Larry Sabato just told me on WLS that there are 9 states that are still in play: Ohio, Missouri, Florida, North Carolina, Virginia, New Hampshire, Colorado, and Nevada. Some of those are a surprise, like Missouri, which seemed pretty red on most electoral maps not long ago.

It’s one thing for Palin to be folksy with sayings like, “Say it ain’t so, Joe” and “You betcha,” but do we have to put up with her following the Bush lead on how to pronounce “nuclear”? There is no vowel between the “c” and “l” in that word, so how do you get “nuke-u-lar”?
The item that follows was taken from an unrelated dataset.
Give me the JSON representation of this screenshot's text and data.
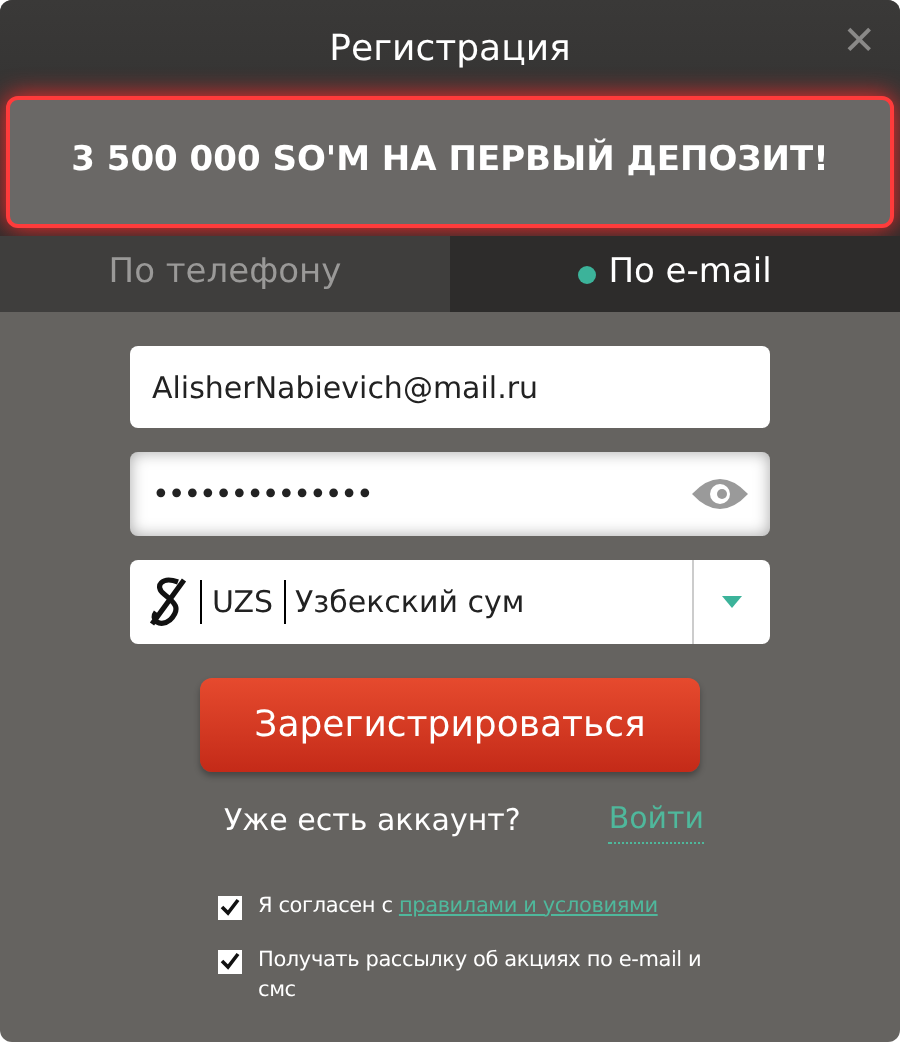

The fluffed-up controversy over Gwen Ifill’s book had no bearing on her performance tonight — she was unbiased, but terrible. She didn’t follow up enough, and let the candidates get away with too much. That’s partly the fault of the format, but she could have kept saying, “You didn’t answer my question!” Ifill also wasted time with silly questions like the one she copied from Jim Lehrer, asking the candidates which campaign promise they’d have to break. They were never going to answer that, and the voters are too savvy to believe them anyway.

Now that she’s memorized the debate-camp talking points, will Palin do a press conference anytime soon? Now that he’s seen Palin’s plain-speak in person, can Biden make himself a little more folksy, rather than staying stuck in Senate-speak? Don’t hold your breath on either count.

It was a nice psych-out move when Palin greeted Biden at center stage and asked, “Can I call you Joe?” He seemed a little thrown by the familiarity. It was also clear during the debate that he’d been instructed to always refer to her as Governor Palin, although he did slip and invoke her first name at one point before reverting to the formal.

Did anyone win Palin Bingo?

Has anyone ever seen Joe Biden at Home Depot?

In Time magazine, a former McCain advisor suggested the candidates get as much airtime as possible by talking until Ifill cut them off. But with these two, less would have been more. Given too much time, Biden goes off on tangents where even a GPS can’t bring him back, and Palin keeps circling around the same points like a car stuck in a traffic circle. Just because the format set a maximum time for responses, there was no minimum, and they should both have been reminded that concise is nice.

Sarah Palin said that John McCain knows how to win wars. Hmmm. Not to slight his heroism in the Hanoi Hilton, but which war did he win?

The only spontaneous moment in the whole debate was Biden choking up towards the end when talking about his son. I think he even surprised himself by bringing it up. Palin’s folksified “Say it ain’t so, Joe” wasn’t even close.